Patrick Vieira was a dominant box to box midfielder. He was never a defensive shield for Arsenal. He was never a holding player for Arsenal, not quite. Emmanuel Petit and Gilberto Silva did that job for us when Vieira was in the team. The fact that Patrick could tackle like a demon and intimidate opponents added to his awesome ability. It helped stabilize our team defensively and made opponents shake in their boots. When Wenger tried to play Vieira and Cesc, that did not work. We didn’t have enough to repel attacks and nothing clicked. Had it been given more time, it may have proved more fruitful, but we’ll never really know.

After Vieira was sold, Wenger paired Gilberto with Cesc in the middle. This worked on and off, but without the penetrative power of Vieira, something felt missing. At the time, Cesc’s defensive abilities were nearly non-existent; he has actually improved quite a bit in that regard. So, that partnership never quite worked either.

Two years later, Gilberto was off on international duty with Brazil. Wenger decided to pair Cesc with Flamini and things started to click. The reason for this seems quite clear. Despite his small tactical brain, Flamini provided aggression and hustle, things that rubbed off on newly permanent starters Alexander Hleb and Tomas Rosicky. That year, we defended as a unit. Everybody except Robin van Persie tracked back and applied pressure on the ball. Capello made the observation that Arsenal attacks with eight men and defend with ten men. We were the dominant team, until Cesc got an injury. But the formula made sense. 4-4-2 still worked.

The next year, when Flamini left, Wenger tried to continue with 4-4-2, but abandoned it near the end of the year.

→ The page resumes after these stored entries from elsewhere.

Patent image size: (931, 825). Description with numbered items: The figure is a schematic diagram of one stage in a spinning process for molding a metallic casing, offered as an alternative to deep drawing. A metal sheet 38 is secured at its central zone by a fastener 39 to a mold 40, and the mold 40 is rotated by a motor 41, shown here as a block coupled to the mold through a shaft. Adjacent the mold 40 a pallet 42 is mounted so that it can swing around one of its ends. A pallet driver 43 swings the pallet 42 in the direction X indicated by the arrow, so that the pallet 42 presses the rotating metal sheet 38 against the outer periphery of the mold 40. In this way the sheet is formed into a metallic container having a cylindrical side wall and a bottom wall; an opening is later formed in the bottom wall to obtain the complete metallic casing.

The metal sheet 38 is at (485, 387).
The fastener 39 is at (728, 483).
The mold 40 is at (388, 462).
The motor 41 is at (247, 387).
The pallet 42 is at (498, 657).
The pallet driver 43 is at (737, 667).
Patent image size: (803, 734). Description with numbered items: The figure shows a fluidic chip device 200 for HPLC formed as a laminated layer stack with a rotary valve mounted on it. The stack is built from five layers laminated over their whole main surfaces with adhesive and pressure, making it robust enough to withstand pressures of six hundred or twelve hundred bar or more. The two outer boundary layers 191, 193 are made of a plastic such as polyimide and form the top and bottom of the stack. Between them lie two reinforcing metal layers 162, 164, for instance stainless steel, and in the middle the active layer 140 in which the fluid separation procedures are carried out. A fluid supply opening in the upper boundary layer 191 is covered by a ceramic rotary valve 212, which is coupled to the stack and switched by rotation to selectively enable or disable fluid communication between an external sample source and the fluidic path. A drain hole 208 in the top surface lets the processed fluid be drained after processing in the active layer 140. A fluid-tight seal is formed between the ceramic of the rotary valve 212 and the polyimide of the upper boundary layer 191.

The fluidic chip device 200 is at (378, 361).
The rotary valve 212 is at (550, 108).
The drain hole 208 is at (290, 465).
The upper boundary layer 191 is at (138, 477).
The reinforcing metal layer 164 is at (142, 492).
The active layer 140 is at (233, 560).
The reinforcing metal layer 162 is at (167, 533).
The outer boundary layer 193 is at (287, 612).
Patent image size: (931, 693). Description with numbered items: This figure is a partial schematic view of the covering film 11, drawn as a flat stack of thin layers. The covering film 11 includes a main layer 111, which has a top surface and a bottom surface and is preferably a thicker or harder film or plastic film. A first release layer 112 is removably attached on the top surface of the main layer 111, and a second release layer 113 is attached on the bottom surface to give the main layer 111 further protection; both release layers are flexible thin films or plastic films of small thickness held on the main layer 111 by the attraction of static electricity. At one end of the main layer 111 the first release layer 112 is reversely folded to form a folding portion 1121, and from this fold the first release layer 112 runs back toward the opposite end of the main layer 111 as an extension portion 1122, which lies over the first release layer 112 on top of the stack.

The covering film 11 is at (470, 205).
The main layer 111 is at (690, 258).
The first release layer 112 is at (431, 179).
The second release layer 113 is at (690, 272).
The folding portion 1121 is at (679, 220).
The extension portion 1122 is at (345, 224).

Denilson is a fine interceptor of the ball, but he’s not quite the player that Petit, Gilberto, and Song are. That’s no knock on him, but he’s not the partner for Cesc in a 4-4-2 system. That’s what precipitated the move to 4-3-3. With Arshavin and van Persie in the team, Wenger realized that he needed an extra body in midfield to protect our defense.

When Robin van Persie went down and Alex Song proving his worth beyond all doubt, I thought a change to a 4-4-2 could be possible. Now, Cesc, with a few years experience and adding more to his all around game, and Alex Song could form a partnership and we could play 4-4-2 with Arshavin in the hole. That didn’t happen. Instead, Diaby has stepped up and proved that he can provide an impact from central midfield in an advanced position. Remember, when we first acquired Diaby, we thought that Diaby would play the tough road fixtures and Cesc would play the home fixtures. They were never supposed to be partners in the middle, so let’s dispel that possibility immediately.

Which brings us all the way back to Denilson. He will be the one to fill in for Alex Song. Denilson has not played that role in a 4-3-3 system, but that base can only help him. Ideally, a 4-3-3 is a dangerous system because it’s a 4-3-3 while going forward and a 4-5-1 when we defend. He’ll also have Diaby alongside him and Ramsey, who can also put a foot in occasionally.

I believe Denilson can do the job. But will his back hold up? That’s the real question.